Posters at the forum against the RTI amendment. Photo: Gaurav Vivek Bhatnagar

ASG’s absence, ‘paucity of time’ among reasons for adjournments

On May 22, 2018, the matter was adjourned for another three months. Justice Shakdher in his order said: “The matter was passed over, once, when Mr Tushar Mehta, learned ASG (Additional Solicitor Genera), was not available”.

On August 23, 2018, Justice Shakdher adjourned the case by another five-and-a-half months. He wrote: “It is already 5:05 p.m. The matter cannot be taken up due to paucity of time”.

Judge wanted to look at related provision of law, moved out before next hearing

On February 4, 2019 the matter came up for hearing before Justice Anup Jairam Bhambhani. Taking up a clutch of five similar petitions, he noted that “In all these matters, the main question that arises for consideration is as regards the interpretation of Section 8(1)(e) and 8(1)(j) of the Right to Information Act, 2005.”

Stating that “the information sought in these cases relates to the results of examinations, details of such results, educational qualifications and other related matters pertaining to students,” Justice Bhambhani ordered that “while considering the interpretation of the aforesaid two statutory provisions, the court will also look at other related provisions of law, as may be relevant and material for the decision.”

Also read: Amending the RTI Act Is About Cutting Troublesome Citizens Down to Size

He then listed the matter for final arguments on April 23, 2019 and directed that pleadings in these matters be completed within six weeks, wherever not already done so.

On April 23, 2019 the case, however, did not land before Justice Bhambhani who was to “look at other related provisions of law” but came up before Justice V. Kameshwar Rao.

DU got crucial adjournment before Lok Sabha polls

Justice Rao noted that “request for adjournment is made on the ground that Mr Tushar Mehta, learned SG is out of station”. He directed that the matter be listed three months later on July 25, 2019. This was the period when the Lok Sabha elections took place.

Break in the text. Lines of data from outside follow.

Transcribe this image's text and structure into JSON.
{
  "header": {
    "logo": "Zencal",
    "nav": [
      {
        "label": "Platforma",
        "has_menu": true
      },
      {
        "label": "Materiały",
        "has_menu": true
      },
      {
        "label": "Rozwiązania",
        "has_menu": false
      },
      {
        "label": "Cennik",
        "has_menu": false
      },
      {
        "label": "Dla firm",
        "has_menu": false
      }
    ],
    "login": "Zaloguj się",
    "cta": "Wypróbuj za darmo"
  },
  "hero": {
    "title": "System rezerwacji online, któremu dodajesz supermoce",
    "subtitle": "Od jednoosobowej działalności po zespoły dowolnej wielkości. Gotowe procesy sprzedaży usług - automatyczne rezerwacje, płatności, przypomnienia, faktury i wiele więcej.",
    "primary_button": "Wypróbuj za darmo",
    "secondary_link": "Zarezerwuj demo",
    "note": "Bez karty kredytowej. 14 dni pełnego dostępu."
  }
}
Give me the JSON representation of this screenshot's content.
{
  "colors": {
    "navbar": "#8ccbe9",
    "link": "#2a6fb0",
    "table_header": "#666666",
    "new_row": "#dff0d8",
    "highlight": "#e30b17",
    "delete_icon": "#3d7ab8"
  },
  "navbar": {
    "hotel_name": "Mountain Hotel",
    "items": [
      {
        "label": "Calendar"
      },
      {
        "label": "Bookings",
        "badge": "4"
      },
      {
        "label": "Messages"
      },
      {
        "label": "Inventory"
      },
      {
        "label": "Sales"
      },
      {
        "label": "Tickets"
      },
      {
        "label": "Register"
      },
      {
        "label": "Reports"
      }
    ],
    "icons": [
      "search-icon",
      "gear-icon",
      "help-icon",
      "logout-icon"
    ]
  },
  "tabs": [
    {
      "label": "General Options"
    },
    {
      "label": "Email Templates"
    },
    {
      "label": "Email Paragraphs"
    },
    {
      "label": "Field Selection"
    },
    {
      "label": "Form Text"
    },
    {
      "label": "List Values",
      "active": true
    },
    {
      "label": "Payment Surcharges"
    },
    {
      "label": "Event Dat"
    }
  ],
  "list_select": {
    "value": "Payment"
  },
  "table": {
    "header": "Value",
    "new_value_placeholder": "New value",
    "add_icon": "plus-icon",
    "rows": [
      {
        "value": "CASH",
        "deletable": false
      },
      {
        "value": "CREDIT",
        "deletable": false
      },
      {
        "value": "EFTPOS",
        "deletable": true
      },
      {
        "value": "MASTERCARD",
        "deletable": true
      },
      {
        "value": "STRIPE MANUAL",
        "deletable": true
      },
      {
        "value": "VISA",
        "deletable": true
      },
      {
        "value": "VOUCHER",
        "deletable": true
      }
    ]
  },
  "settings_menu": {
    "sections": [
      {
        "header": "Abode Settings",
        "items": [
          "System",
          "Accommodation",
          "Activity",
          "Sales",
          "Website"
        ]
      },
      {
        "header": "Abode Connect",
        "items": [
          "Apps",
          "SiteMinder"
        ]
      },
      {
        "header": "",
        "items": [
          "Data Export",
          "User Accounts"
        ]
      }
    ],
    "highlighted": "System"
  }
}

So, the University of Delhi succeeded in ensuring that the case stayed in abeyance till after the polls.

On July 25, when the matter came up for hearing before Justice Rao, an ASG told the court that SG Tushar Mehta was busy and sought an adjournment. After this, the matter was adjourned till November 28.

Note: In an earlier version of this story, the ASG in the last paragraph was erroneously identified as Madhavi Divan. Ms Divan has informed The Wire that she has not been briefed on this case and never went to the high court that day.